Déclarations de revenus incomplètes, sous-déclarations, abus de déductions… autant de pratiques répandues et pourtant difficiles à traquer pour l’administration fiscale dont les systèmes d’information ne répondent plus aux exigences modernes de reporting et de détection des fraudes… Un contexte qui impose d’urgence l’adoption d’outils analytiques.

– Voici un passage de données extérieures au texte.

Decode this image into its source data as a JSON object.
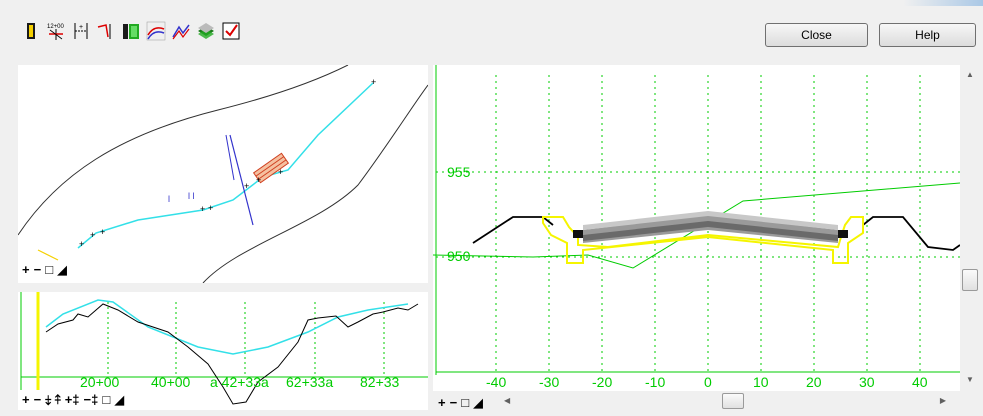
{
  "toolbar": {
    "icons": [
      "alignment-icon",
      "station-icon",
      "offset-icon",
      "profile-icon",
      "template-icon",
      "surface-icon",
      "superelevation-icon",
      "layers-icon",
      "check-icon"
    ]
  },
  "buttons": {
    "close": "Close",
    "help": "Help"
  },
  "plan_tools": [
    "+",
    "−",
    "□",
    "◢"
  ],
  "profile_panel": {
    "station_labels": [
      "20+00",
      "40+00",
      "a 42+33a",
      "62+33a",
      "82+33"
    ],
    "tools": [
      "+",
      "−",
      "⤈",
      "⤉",
      "+‡",
      "−‡",
      "□",
      "◢"
    ]
  },
  "section_panel": {
    "elevation_labels": [
      "955",
      "950"
    ],
    "offset_labels": [
      "-40",
      "-30",
      "-20",
      "-10",
      "0",
      "10",
      "20",
      "30",
      "40"
    ],
    "tools": [
      "+",
      "−",
      "□",
      "◢"
    ]
  },
  "colors": {
    "accent_green": "#00cc00",
    "cyan": "#33e0e8",
    "yellow": "#f5f500",
    "alignment_blue": "#3333cc"
  }
}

Le vol d’identité est devenu un véritable fléau aux États-Unis. Rien qu’en 2013, 5 millions de cas ont été rapportés. Des données démographiques et des informations financières sont détournées pour nourrir de fausses déclarations de revenus donnant droit à des remboursements. Piratage de bases de données, marché noir ou extorsion par les employés d’administrations… tous les moyens sont bons pour récupérer ces données et l’IRS (le fisc américain) lui-même n’est pas épargné.

 

L’identification de modèles prédictifs

 

Jusqu’alors les applications de détection des fraudes épluchaient l’une après l’autre les déclarations en leur appliquant des règles métiers, qui se sont multipliées et sont devenues de plus en plus sophistiquées au fil des années. A présent, on se base sur de grands ensembles de déclarations pour créer des modèles prédictifs. Il est donc possible de repérer des déclarations suspectes sur la base de modèles établis à partir de déclarations connues. Parallèlement, la détection d’anomalies permet de donner l’alerte, en cas d’écart trop important par rapport à un groupe donné. Enfin, l’analyse des liens sociaux permet, entre autres, de repérer les déclarations frauduleuses traitées par un même opérateur du service des impôts et éventuellement les relations qu’il pourrait entretenir avec certains contribuables.

 

Pour démontrer la valeur ajoutée de ces nouveaux outils, une année entière de déclarations de revenus enregistrées dans un État américain ont été passées au crible dans le but d’identifier des fraudes qui seraient passées au travers des mailles du filet. En une heure, le système a relevé pour 3 millions de dollars de remboursements reversés à des contribuables ayant déclaré en ligne depuis des pays étrangers parmi lesquels Corée du Sud, Zimbabwe, Inde et Nigeria. Si l’efficacité des outils analytiques ne fait plus débat, leur adoption va réclamer un changement dans les méthodes de travail et les moyens humains mis à disposition pour traiter les alertes générées par le système. Le recours à la sous-traitance pourrait être ainsi envisagé pour le traitement des cas les plus simples.